La Nation Bénin...
Le secteur de la microfinance au Bénin confirme sa vitalité au deuxième trimestre, avec une clientèle en progression et des dépôts en hausse. Mais, il est noté une dégradation spectaculaire du portefeuille de crédits (baisse de 75%) et quelques fragilités prudentielles qui appellent à la vigilance.
Le réseau des institutions de microfinance (Imf) a enregistré une croissance de 8,85 % de sa clientèle au deuxième trimestre 2025, soit 377 450 nouveaux clients, portant le total à 4 644 831 usagers, selon les dernières statistiques publiées par l’Agence nationale de surveillance des systèmes financiers décentralisés (Anssfd). Cette évolution illustre la vitalité du secteur, malgré un environnement économique encore marqué par les effets de la conjoncture régionale.
Toutefois, le trimestre sous revue révèle une baisse spectaculaire du montant des crédits octroyés, passé de 463,63 milliards F Cfa au premier trimestre 2025 à seulement 114,97 milliards au second trimestre, soit une contraction de près de 75 %. Cette chute pourrait s’expliquer par un resserrement des conditions de prêt ou par une prudence accrue des Imf face à la montée du risque de non-remboursement.
En revanche, l’encours brut des crédits affiche une hausse de 4,96%, atteignant 234,41 milliards de F Cfa à fin juin 2025. Autrement dit, les crédits en cours continuent de croître, signe d’une activité soutenue, même si les nouveaux financements marquent le pas.
Les dépôts collectés par les Imf ont également progressé, passant de 216,96 milliards à 223,02 milliards F Cfa, soit une hausse de 2,79 %. Cette évolution traduit une confiance relative de la clientèle dans les institutions de microfinance, qui continuent de jouer un rôle clé dans la mobilisation de l’épargne populaire.
Remboursement en hausse
L’un des points positifs du trimestre réside dans la hausse du taux de remboursement, qui atteint 64,06 %, contre 53,97 % au trimestre précédent. Cependant, cette amélioration ne suffit pas à contenir la progression du taux de créances en souffrance (Portefeuille à risque - Par à 90 jours), en hausse à 9,51 %, soit plus du triple de la norme réglementaire fixée à 3 %.

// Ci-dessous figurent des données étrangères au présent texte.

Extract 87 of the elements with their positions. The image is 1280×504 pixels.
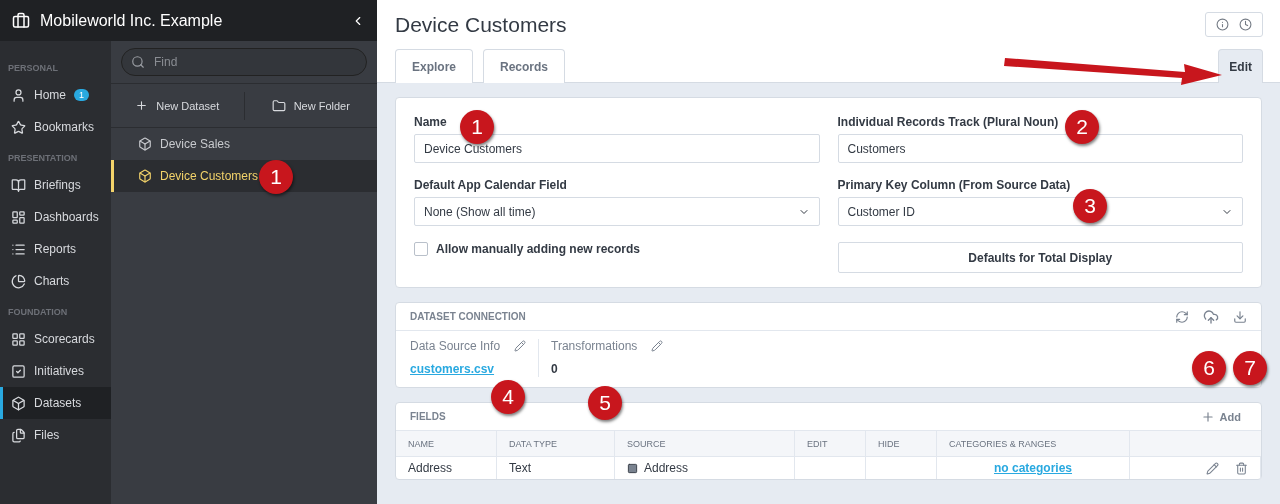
pencil-icon[interactable] — [514, 340, 527, 352]
dataset-label: Device Sales — [160, 137, 231, 151]
nav-label: Datasets — [34, 396, 82, 410]
card-title: DATASET CONNECTION — [410, 311, 526, 322]
dataset-label: Device Customers — [160, 169, 259, 183]
new-dataset-button[interactable]: New Dataset — [111, 91, 244, 120]
checkbox[interactable] — [414, 242, 428, 256]
square-icon — [627, 462, 638, 474]
nav-label: Briefings — [34, 178, 81, 192]
transform-label: Transformations — [551, 339, 638, 353]
new-folder-button[interactable]: New Folder — [243, 91, 377, 120]
person-icon — [11, 87, 26, 103]
nav-item[interactable]: Initiatives — [0, 355, 111, 387]
tab[interactable]: Edit — [1218, 49, 1263, 83]
plus-icon — [1200, 409, 1215, 424]
name-field[interactable]: Device Customers — [414, 134, 820, 163]
checkbox-icon — [11, 363, 26, 379]
cube-icon — [11, 395, 26, 411]
nav-item[interactable]: Datasets — [0, 387, 111, 419]
search-field[interactable]: Find — [121, 48, 367, 76]
field-label: Primary Key Column (From Source Data) — [837, 177, 1071, 194]
nav-label: Home — [34, 88, 66, 102]
checkbox-label: Allow manually adding new records — [436, 242, 641, 256]
nav-label: Files — [34, 428, 60, 442]
add-button[interactable]: Add — [1194, 408, 1247, 425]
tab[interactable]: Records — [483, 49, 566, 83]
defaults-button[interactable]: Defaults for Total Display — [837, 242, 1243, 273]
table-cell: Address — [615, 457, 795, 479]
nav-item[interactable]: Charts — [0, 265, 111, 297]
nav-label: Charts — [34, 274, 70, 288]
column-header: DATA TYPE — [497, 431, 615, 457]
nav-label: Bookmarks — [34, 120, 95, 134]
grid-icon — [11, 331, 26, 347]
column-header: SOURCE — [615, 431, 795, 457]
transform-count: 0 — [551, 362, 558, 376]
card-title: FIELDS — [410, 411, 446, 422]
nav-item[interactable]: Dashboards — [0, 201, 111, 233]
folder-icon — [271, 98, 286, 113]
files-icon — [11, 427, 26, 443]
star-icon — [11, 119, 26, 135]
column-header: EDIT — [795, 431, 866, 457]
list-icon — [11, 241, 26, 257]
nav-item[interactable]: Home 1 — [0, 79, 111, 111]
column-header: HIDE — [866, 431, 937, 457]
field-label: Individual Records Track (Plural Noun) — [837, 114, 1059, 131]
search-icon — [131, 55, 145, 69]
nav-section-heading: PRESENTATION — [7, 152, 79, 165]
count-badge: 1 — [74, 89, 90, 101]
nav-item[interactable]: Reports — [0, 233, 111, 265]
org-title: Mobileworld Inc. Example — [40, 11, 224, 30]
nav-item[interactable]: Briefings — [0, 169, 111, 201]
refresh-icon[interactable] — [1175, 309, 1189, 324]
source-label: Data Source Info — [410, 339, 501, 353]
dataset-item[interactable]: Device Sales — [111, 128, 377, 160]
cloud-upload-icon[interactable] — [1203, 308, 1219, 325]
plus-icon — [135, 99, 149, 112]
table-cell: Text — [497, 457, 615, 479]
nav-label: Scorecards — [34, 332, 95, 346]
pencil-icon[interactable] — [651, 340, 664, 352]
column-header: NAME — [396, 431, 497, 457]
calendar-select[interactable]: None (Show all time) — [414, 197, 820, 226]
cube-icon — [138, 169, 152, 183]
field-label: Default App Calendar Field — [414, 177, 567, 194]
field-label: Name — [414, 114, 447, 131]
info-icon[interactable] — [1216, 18, 1229, 31]
book-icon — [11, 177, 26, 193]
nav-label: Initiatives — [34, 364, 85, 378]
table-cell: Address — [396, 457, 497, 479]
clock-icon[interactable] — [1239, 18, 1252, 31]
page-title: Device Customers — [395, 12, 567, 37]
download-icon[interactable] — [1233, 309, 1247, 324]
records-field[interactable]: Customers — [837, 134, 1243, 163]
nav-item[interactable]: Scorecards — [0, 323, 111, 355]
nav-item[interactable]: Bookmarks — [0, 111, 111, 143]
nav-label: Reports — [34, 242, 77, 256]
trash-icon[interactable] — [1235, 461, 1248, 475]
briefcase-icon — [12, 11, 30, 30]
nav-section-heading: PERSONAL — [7, 62, 59, 75]
nav-label: Dashboards — [34, 210, 99, 224]
nav-item[interactable]: Files — [0, 419, 111, 451]
pencil-icon[interactable] — [1206, 461, 1219, 475]
cube-icon — [138, 137, 152, 151]
tab[interactable]: Explore — [395, 49, 473, 83]
nav-section-heading: FOUNDATION — [7, 306, 69, 319]
pie-chart-icon — [11, 273, 26, 289]
column-header: CATEGORIES & RANGES — [937, 431, 1130, 457]
dashboard-icon — [11, 209, 26, 225]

En valeur, les créances en souffrance s’élèvent à 23,55 milliards F Cfa, contre 23,07 milliards trois mois plus tôt. L’écart reste modéré, mais le niveau du Par appelle une vigilance accrue sur la gestion du risque de crédit.
Le paysage de la microfinance béninoise demeure largement dominé par les institutions mutualistes ou coopératives d’épargne et de crédit (Imcec), qui représentent 77,57 % des systèmes financiers décentralisés (Sfd) agréés (83 sur 107). Les associations comptent pour 12,15% (13 Sfd) et les sociétés pour 10,28 % (11 Sfd). Aucun retrait ni nouvelle autorisation d’exercice n’a été enregistré, signe d’une stabilité institutionnelle.
Les femmes représentent 48 % des bénéficiaires des Sfd, contre 36,99 % d’hommes et 15,01 % de personnes morales. Cette prédominance féminine confirme la place centrale des Imf dans le financement des activités génératrices de revenus portées par les femmes, notamment en milieu rural et périurbain.
Des ratios prudentiels contrastés
Sur le plan prudentiel, les performances du secteur demeurent contrastées. Le ratio de limitation des risques sur une seule signature s’établit à 3,71% pour une norme maximale de 10 %, un niveau satisfaisant. En revanche, la norme de liquidité reste en deçà du seuil réglementaire de 100 %, avec un niveau de 80,77 %, traduisant des tensions sur la trésorerie. La norme de capitalisation, fixée à 15%, atteint 10,16 %, révélant une fragilité relative du capital propre des Imf.
En revanche, la couverture des emplois à moyen et long termes par des ressources stables ressort à 217,70 %, soit plus du double de la norme ( ≥ 100 %), preuve d’une gestion prudente de la structure financière. Ces indicateurs traduisent une gestion globalement prudente, mais avec des points de vigilance sur la liquidité et la capitalisation, deux paramètres essentiels à la solidité du secteur.
Avec près de 4,6 millions de clients et 946 points de service à travers le pays, la microfinance reste un pilier de l’inclusion financière au Bénin. Toutefois, la montée du taux de créances en souffrance et la faiblesse relative de la liquidité appellent à un renforcement du contrôle interne et des dispositifs de gestion des risques.